Re: Function to promote standby servers

From: Laurenz Albe <laurenz(dot)albe(at)cybertec(dot)at>
To: Michael Paquier <michael(at)paquier(dot)xyz>
Cc: Masahiko Sawada <sawada(dot)mshk(at)gmail(dot)com>, PostgreSQL-development <pgsql-hackers(at)postgresql(dot)org>
Subject: Re: Function to promote standby servers
Date: 2018-10-15 14:16:02
Message-ID: 183e19f71ae38f7447c2f63317f0108add6c6259.camel@cybertec.at
Views: Raw Message | Whole Thread | Download mbox
Thread:
Lists: pgsql-hackers

Michael Paquier wrote:
> > diff --git a/src/backend/access/transam/xlog.c b/src/backend/access/transam/xlog.c
> > index 7375a78ffc..3a1f49e83a 100644
> > --- a/src/backend/access/transam/xlog.c
> > +++ b/src/backend/access/transam/xlog.c
> > @@ -81,8 +81,6 @@ extern uint32 bootstrap_data_checksum_version;
> > /* File path names (all relative to $PGDATA) */
> > #define RECOVERY_COMMAND_FILE "recovery.conf"
> > #define RECOVERY_COMMAND_DONE "recovery.done"
> > -#define PROMOTE_SIGNAL_FILE "promote"
> > -#define FALLBACK_PROMOTE_SIGNAL_FILE "fallback_promote"
>
> Perhaps we could just move the whole set to xlog.h.

Done.

> > +Datum
> > +pg_promote(PG_FUNCTION_ARGS)
> > +{
> > + FILE *promote_file;
> > +
> > + if (!superuser())
> > + ereport(ERROR,
> > + (errcode(ERRCODE_INSUFFICIENT_PRIVILEGE),
> > + errmsg("must be superuser to promote standby servers")));
>
> Let's remove this restriction at code level, and instead use
> function-level ACLs so as it is possible to allow non-superusers to
> trigger a promotion as well, say a dedicated role. We could add a
> system role for this purpose, but I am not sure that it is worth the
> addition yet.

Agreed, done.

> > + while ($self->safe_psql('postgres', "SELECT pg_is_in_recovery()") != 'f')
> > + {
> > + sleep 1;
> > + }
> > + return;
>
> This could go on infinitely, locking down buildfarm machines silently if
> a commit is not careful. What I would suggest to do instead is to not
> touch PostgresNode.pm at all, and to just modify one test to trigger
> promotion with the SQL function. Then from the test, you should add a
> comment that triggerring promotion from SQL is wanted instead of the
> internal routine, and then please add a call to poll_query_until() in
> the same way as what 6deb52b2 has removed.
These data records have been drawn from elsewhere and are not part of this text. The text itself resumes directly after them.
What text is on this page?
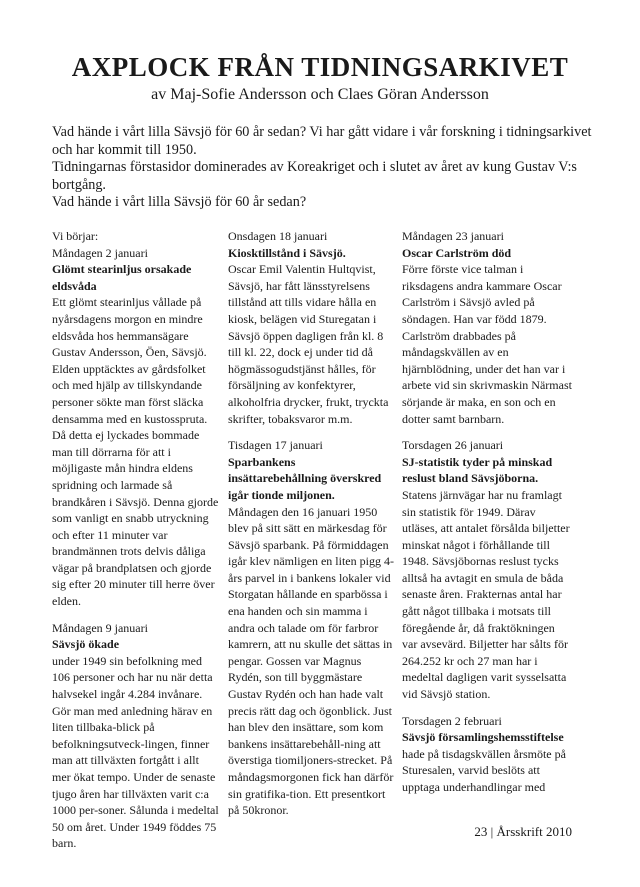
AXPLOCK FRÅN TIDNINGSARKIVET
av Maj-Sofie Andersson och Claes Göran Andersson

Vad hände i vårt lilla Sävsjö för 60 år sedan? Vi har gått vidare i vår forskning i tidningsarkivet och har kommit till 1950.

Tidningarnas förstasidor dominerades av Koreakriget och i slutet av året av kung Gustav V:s bortgång.

Vad hände i vårt lilla Sävsjö för 60 år sedan?

Vi börjar:
Måndagen 2 januari
Glömt stearinljus orsakade eldsvåda
Ett glömt stearinljus vållade på nyårsdagens morgon en mindre eldsvåda hos hemmansägare Gustav Andersson, Öen, Sävsjö. Elden upptäcktes av gårdsfolket och med hjälp av tillskyndande personer sökte man först släcka densamma med en kustosspruta. Då detta ej lyckades bommade man till dörrarna för att i möjligaste mån hindra eldens spridning och larmade så brandkåren i Sävsjö. Denna gjorde som vanligt en snabb utryckning och efter 11 minuter var brandmännen trots delvis dåliga vägar på brandplatsen och gjorde sig efter 20 minuter till herre över elden.
Måndagen 9 januari
Sävsjö ökade
under 1949 sin befolkning med 106 personer och har nu när detta halvsekel ingår 4.284 invånare. Gör man med anledning härav en liten tillbaka-blick på befolkningsutveck-lingen, finner man att tillväxten fortgått i allt mer ökat tempo. Under de senaste tjugo åren har tillväxten varit c:a 1000 per-soner. Sålunda i medeltal 50 om året. Under 1949 föddes 75 barn.
Onsdagen 18 januari
Kiosktillstånd i Sävsjö.
Oscar Emil Valentin Hultqvist, Sävsjö, har fått länsstyrelsens tillstånd att tills vidare hålla en kiosk, belägen vid Sturegatan i Sävsjö öppen dagligen från kl. 8 till kl. 22, dock ej under tid då högmässogudstjänst hålles, för försäljning av konfektyrer, alkoholfria drycker, frukt, tryckta skrifter, tobaksvaror m.m.
Tisdagen 17 januari
Sparbankens insättarebehållning överskred igår tionde miljonen.
Måndagen den 16 januari 1950 blev på sitt sätt en märkesdag för Sävsjö sparbank. På förmiddagen igår klev nämligen en liten pigg 4-års parvel in i bankens lokaler vid Storgatan hållande en sparbössa i ena handen och sin mamma i andra och talade om för farbror kamrern, att nu skulle det sättas in pengar. Gossen var Magnus Rydén, son till byggmästare Gustav Rydén och han hade valt precis rätt dag och ögonblick. Just han blev den insättare, som kom bankens insättarebehåll-ning att överstiga tiomiljoners-strecket. På måndagsmorgonen fick han därför sin gratifika-tion. Ett presentkort på 50kronor.
Måndagen 23 januari
Oscar Carlström död
Förre förste vice talman i riksdagens andra kammare Oscar Carlström i Sävsjö avled på söndagen. Han var född 1879. Carlström drabbades på måndagskvällen av en hjärnblödning, under det han var i arbete vid sin skrivmaskin Närmast sörjande är maka, en son och en dotter samt barnbarn.
Torsdagen 26 januari
SJ-statistik tyder på minskad reslust bland Sävsjöborna.
Statens järnvägar har nu framlagt sin statistik för 1949. Därav utläses, att antalet försålda biljetter minskat något i förhållande till 1948. Sävsjöbornas reslust tycks alltså ha avtagit en smula de båda senaste åren. Frakternas antal har gått något tillbaka i motsats till föregående år, då fraktökningen var avsevärd. Biljetter har sålts för 264.252 kr och 27 man har i medeltal dagligen varit sysselsatta vid Sävsjö station.
Torsdagen 2 februari
Sävsjö församlingshemsstiftelse
hade på tisdagskvällen årsmöte på Sturesalen, varvid beslöts att upptaga underhandlingar med
23 | Årsskrift 2010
I have modified recovery/t/004_timeline_switch.pl and recovery/t/009_twophase.pl
accordingly: one calls the function with "wait => true", the other
uses "wait => false" and waits as you suggested.

> As of now, this function returns true if promotion has been triggered,
> and false if not. However it seems to me that we should have something
> more consistent with "pg_ctl promote", so there are actually three
> possible states:
> 1) Node is in recovery, with promotion triggered. pg_promote() returns
> true in case of success in creating the trigger file.
> 2) Node is in recovery, with promotion triggered. pg_promote() returns
> false in case of failure in creating the trigger file.
> 3) Node is not in recovery, where I think a call to pg_promote should
> trigger an error. This is not handled in the patch.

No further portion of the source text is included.